Unordered maps are a whole different beast. Instead of a tree structure, they use a hash table. That means they have constant insertion and lookup times per element. The only downside is that you can’t directly iterate over the elements in alphabetical order. Of course, that’s only a downside if you need that feature. Okay, enough of the differences, let’s get into the performance numbers!
The first two graphs are completed by inserting a random alphanumeric string between 10 and 20 characters long. These strings are already computed and stored in an array so as to not interfere with the map performance measurements. The CPU is an i7-930, running Windows 7, so these are with the STL supplied with Visual Studio 2010.
As you can see, using the unordered_map is substantially faster than the map implementation, even for small numbers of elements. I also graphed the insertion performance on a per element basis with a logarithmic scale for number of elements in the test. Notice that as the regular map contains more elements, the insertion performance becomes slower. At 8M elements, the cost to insert into a map is 4x that of inserting into an unordered map.
There is no point of using a map unless you’re planning on eventually looking up elements, or at least seeing if they exist. I performed lookups on maps and unordered maps with different numbers of elements already inserted into them. I also performed the test using random alphanumeric strings between 40 and 80 characters long. There is a penalty for performing a hash, and also testing alphabetical order of two strings.

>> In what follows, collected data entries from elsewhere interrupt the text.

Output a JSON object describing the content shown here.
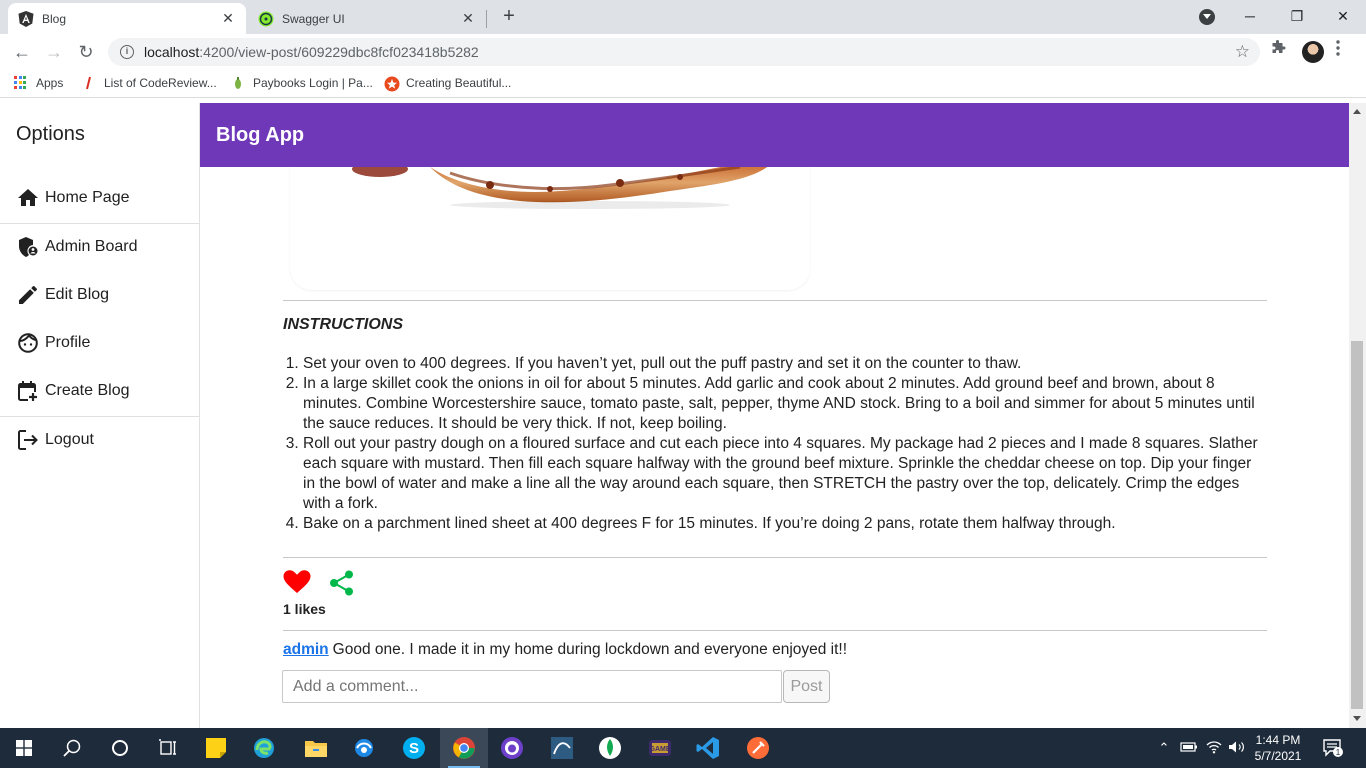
{
  "browser": {
    "tabs": [
      {
        "title": "Blog",
        "active": true,
        "icon": "angular-icon"
      },
      {
        "title": "Swagger UI",
        "active": false,
        "icon": "swagger-icon"
      }
    ],
    "url_host": "localhost",
    "url_path": ":4200/view-post/609229dbc8fcf023418b5282",
    "bookmarks": [
      {
        "label": "Apps",
        "icon": "apps-grid-icon"
      },
      {
        "label": "List of CodeReview...",
        "icon": "codereview-icon"
      },
      {
        "label": "Paybooks Login | Pa...",
        "icon": "paybooks-icon"
      },
      {
        "label": "Creating Beautiful...",
        "icon": "creating-beautiful-icon"
      }
    ]
  },
  "sidenav": {
    "title": "Options",
    "items": [
      {
        "label": "Home Page",
        "icon": "home-icon"
      },
      {
        "label": "Admin Board",
        "icon": "admin-shield-icon"
      },
      {
        "label": "Edit Blog",
        "icon": "pencil-icon"
      },
      {
        "label": "Profile",
        "icon": "face-icon"
      },
      {
        "label": "Create Blog",
        "icon": "calendar-add-icon"
      },
      {
        "label": "Logout",
        "icon": "logout-icon"
      }
    ]
  },
  "header": {
    "title": "Blog App"
  },
  "post": {
    "instructions_title": "INSTRUCTIONS",
    "steps": [
      "Set your oven to 400 degrees. If you haven’t yet, pull out the puff pastry and set it on the counter to thaw.",
      "In a large skillet cook the onions in oil for about 5 minutes. Add garlic and cook about 2 minutes. Add ground beef and brown, about 8 minutes. Combine Worcestershire sauce, tomato paste, salt, pepper, thyme AND stock. Bring to a boil and simmer for about 5 minutes until the sauce reduces. It should be very thick. If not, keep boiling.",
      "Roll out your pastry dough on a floured surface and cut each piece into 4 squares. My package had 2 pieces and I made 8 squares. Slather each square with mustard. Then fill each square halfway with the ground beef mixture. Sprinkle the cheddar cheese on top. Dip your finger in the bowl of water and make a line all the way around each square, then STRETCH the pastry over the top, delicately. Crimp the edges with a fork.",
      "Bake on a parchment lined sheet at 400 degrees F for 15 minutes. If you’re doing 2 pans, rotate them halfway through."
    ],
    "likes_text": "1 likes",
    "comments": [
      {
        "author": "admin",
        "text": "Good one. I made it in my home during lockdown and everyone enjoyed it!!"
      }
    ],
    "comment_placeholder": "Add a comment...",
    "post_button_label": "Post"
  },
  "taskbar": {
    "time": "1:44 PM",
    "date": "5/7/2021",
    "notification_count": "1"
  },
  "colors": {
    "header_bg": "#6f38b8",
    "heart": "#ff0000",
    "share": "#00b84a",
    "link": "#1a73e8"
  }
}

The result is surprising. The unordered_map took slightly longer to compute a hash needed to lookup each element in the hash table, but the ordered map suffered more greatly. Whatever the case may be, I’ve shown that unordered maps are several times faster to insert elements into, and lookup elements. Even for lists of only a million elements, ordered maps are twice as slow to insert into, and even slower to lookup elements. So next time you decide between maps and unordered_maps, ask yourself if keeping the list alphabetical really worth the performance hit. If you don’t need to iterate alphabetically, you’re much better off using an unordered map.